Cloudflare cron 0 0,12 * * * — fires at 00:00 UTC (midnight) and 12:00 UTC (noon). Both runs use the same function.

# Sequence

sequenceDiagram
    participant CRON as Cloudflare Cron
    participant BW as bloggers-worker
    participant MBF as midnightBloggerFetch.ts
    participant DB as Supabase
    participant Q as BLOGGER_VIDEO_QUEUE
    participant BVC as blogger-video-consumer
    participant PAPI as Platform API

    CRON->>BW: scheduled() event
    BW->>MBF: scheduleMidnightBloggerFetches()
    MBF->>DB: SELECT * FROM tracked_bloggers_view WHERE is_active = true
    DB-->>MBF: All active tracking records

    loop Per organization
        MBF->>MBF: Check subscription limits
        loop Per blogger
            MBF->>MBF: Apply MIN_PARTIAL_FETCH logic
            MBF->>MBF: Add to pendingMessages[]
        end
    end

    MBF->>Q: sendBatch() in chunks of 100

    Q->>BVC: handleMidnightBatch(message)
    BVC->>BVC: Check subscription limits
    BVC->>PAPI: getUserVideosBatch({ externalId, daily_videos_count })
    PAPI-->>BVC: CommonVideo[]
    BVC->>DB: saveBloggerVideos() → videos + video_statistics
    BVC->>DB: UPDATE tracked_accounts SET last_scraped_at = NOW()

    opt YouTube only
        BVC->>HIGH_PRIORITY_QUEUE: video_batch messages
    end

# Batch Queue Message

// No 'type' field — consumer uses this to route to handleMidnightBatch()
{
  trackingId: string,           // UUID - tracked_accounts.id
  userId: string,
  externalId: string,
  daily_videos_count: number,   // May be reduced by partial fetch logic
  organization_id: string,
  blogger_id: string,
  platform: 'TikTok' | 'Instagram' | 'YouTube'
}

# MIN_PARTIAL_FETCH Logic

When an organization is near its subscription limit:

remaining = subscription_limit - videos_fetched_this_period

remaining >= daily_videos_count  →  full fetch (daily_videos_count videos)
remaining >= 10                  →  partial fetch (10 videos minimum)
remaining < 10                   →  skip this blogger entirely

# Platform API Services

Factory: shared/services/apiServiceFactory.jscreateService(platform, config)
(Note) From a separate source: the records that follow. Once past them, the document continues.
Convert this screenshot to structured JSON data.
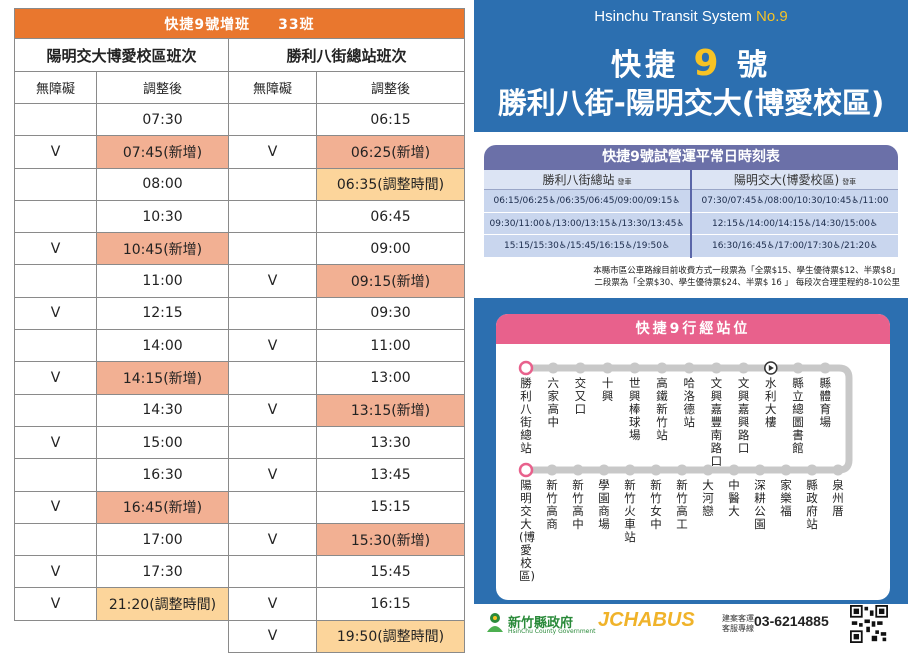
{
  "left_table": {
    "title": "快捷9號增班",
    "count": "33班",
    "dir_a": "陽明交大博愛校區班次",
    "dir_b": "勝利八街總站班次",
    "col_access": "無障礙",
    "col_time": "調整後",
    "rows": [
      {
        "a_acc": "",
        "a_time": "07:30",
        "a_hl": "",
        "b_acc": "",
        "b_time": "06:15",
        "b_hl": ""
      },
      {
        "a_acc": "V",
        "a_time": "07:45(新增)",
        "a_hl": "orange",
        "b_acc": "V",
        "b_time": "06:25(新增)",
        "b_hl": "orange"
      },
      {
        "a_acc": "",
        "a_time": "08:00",
        "a_hl": "",
        "b_acc": "",
        "b_time": "06:35(調整時間)",
        "b_hl": "yellow"
      },
      {
        "a_acc": "",
        "a_time": "10:30",
        "a_hl": "",
        "b_acc": "",
        "b_time": "06:45",
        "b_hl": ""
      },
      {
        "a_acc": "V",
        "a_time": "10:45(新增)",
        "a_hl": "orange",
        "b_acc": "",
        "b_time": "09:00",
        "b_hl": ""
      },
      {
        "a_acc": "",
        "a_time": "11:00",
        "a_hl": "",
        "b_acc": "V",
        "b_time": "09:15(新增)",
        "b_hl": "orange"
      },
      {
        "a_acc": "V",
        "a_time": "12:15",
        "a_hl": "",
        "b_acc": "",
        "b_time": "09:30",
        "b_hl": ""
      },
      {
        "a_acc": "",
        "a_time": "14:00",
        "a_hl": "",
        "b_acc": "V",
        "b_time": "11:00",
        "b_hl": ""
      },
      {
        "a_acc": "V",
        "a_time": "14:15(新增)",
        "a_hl": "orange",
        "b_acc": "",
        "b_time": "13:00",
        "b_hl": ""
      },
      {
        "a_acc": "",
        "a_time": "14:30",
        "a_hl": "",
        "b_acc": "V",
        "b_time": "13:15(新增)",
        "b_hl": "orange"
      },
      {
        "a_acc": "V",
        "a_time": "15:00",
        "a_hl": "",
        "b_acc": "",
        "b_time": "13:30",
        "b_hl": ""
      },
      {
        "a_acc": "",
        "a_time": "16:30",
        "a_hl": "",
        "b_acc": "V",
        "b_time": "13:45",
        "b_hl": ""
      },
      {
        "a_acc": "V",
        "a_time": "16:45(新增)",
        "a_hl": "orange",
        "b_acc": "",
        "b_time": "15:15",
        "b_hl": ""
      },
      {
        "a_acc": "",
        "a_time": "17:00",
        "a_hl": "",
        "b_acc": "V",
        "b_time": "15:30(新增)",
        "b_hl": "orange"
      },
      {
        "a_acc": "V",
        "a_time": "17:30",
        "a_hl": "",
        "b_acc": "",
        "b_time": "15:45",
        "b_hl": ""
      },
      {
        "a_acc": "V",
        "a_time": "21:20(調整時間)",
        "a_hl": "yellow",
        "b_acc": "V",
        "b_time": "16:15",
        "b_hl": ""
      },
      {
        "a_acc": "",
        "a_time": "",
        "a_hl": "none",
        "b_acc": "V",
        "b_time": "19:50(調整時間)",
        "b_hl": "yellow"
      }
    ]
  },
  "poster": {
    "system": "Hsinchu Transit System",
    "system_no": "No.9",
    "route_prefix": "快捷",
    "route_num": "9",
    "route_suffix": "號",
    "route_name": "勝利八街-陽明交大(博愛校區)",
    "schedule_title": "快捷9號試營運平常日時刻表",
    "col_a_title": "勝利八街總站",
    "col_b_title": "陽明交大(博愛校區)",
    "depart": "發車",
    "col_a_rows": [
      "06:15/06:25♿/06:35/06:45/09:00/09:15♿",
      "09:30/11:00♿/13:00/13:15♿/13:30/13:45♿",
      "15:15/15:30♿/15:45/16:15♿/19:50♿"
    ],
    "col_b_rows": [
      "07:30/07:45♿/08:00/10:30/10:45♿/11:00",
      "12:15♿/14:00/14:15♿/14:30/15:00♿",
      "16:30/16:45♿/17:00/17:30♿/21:20♿"
    ],
    "fare_line1": "本縣市區公車路線目前收費方式一段票為「全票$15、學生優待票$12、半票$8」",
    "fare_line2": "二段票為「全票$30、學生優待票$24、半票$ 16 」  每段次合理里程約8-10公里",
    "stops_title": "快捷9行經站位",
    "stops_top": [
      "勝利八街總站",
      "六家高中",
      "交又口",
      "十興",
      "世興棒球場",
      "高鐵新竹站",
      "哈洛德站",
      "文興嘉豐南路口",
      "文興嘉興路口",
      "水利大樓",
      "縣立總圖書館",
      "縣體育場"
    ],
    "stops_bottom": [
      "陽明交大(博愛校區)",
      "新竹高商",
      "新竹高中",
      "學園商場",
      "新竹火車站",
      "新竹女中",
      "新竹高工",
      "大河戀",
      "中醫大",
      "深耕公園",
      "家樂福",
      "縣政府站",
      "泉州厝"
    ],
    "gov_name": "新竹縣政府",
    "gov_en": "HsinChu County Government",
    "operator": "JCHABUS",
    "hotline_l1": "建案客運",
    "hotline_l2": "客服專線",
    "phone": "03-6214885",
    "colors": {
      "blue": "#2c6fb0",
      "orange": "#e9772e",
      "pink": "#e8618c",
      "purple": "#6b70a8",
      "yellow": "#f7c325"
    }
  }
}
All platforms implement: getUserVideosBatch({ externalId, targetCount, maxPages })CommonVideo[]

// CommonVideo structure
{
  external_video_id: string,
  platform: string,
  video_url: string,
  title: string,
  thumbnail_url: string,
  published_at: string,       // ISO8601
  statistics?: {
    external_video_id: string,
    views: number,
    likes: number,
    comments: number,
    reposts: number
  }
}

Retry: timeout 15s, max 2 retries, base delay 1500ms, backoff factor 4×.

# Instagram URL Construction

extractVideoUrl() in instagram.js uses media.code (shortcode) as the primary source for the URL. If code is absent, it derives the shortcode from the numeric media.id using Instagram's base64-like alphabet:

ABCDEFGHIJKLMNOPQRSTUVWXYZabcdefghijklmnopqrstuvwxyz0123456789-_

If both are missing, the video is skipped and a warning is sent to Sentry.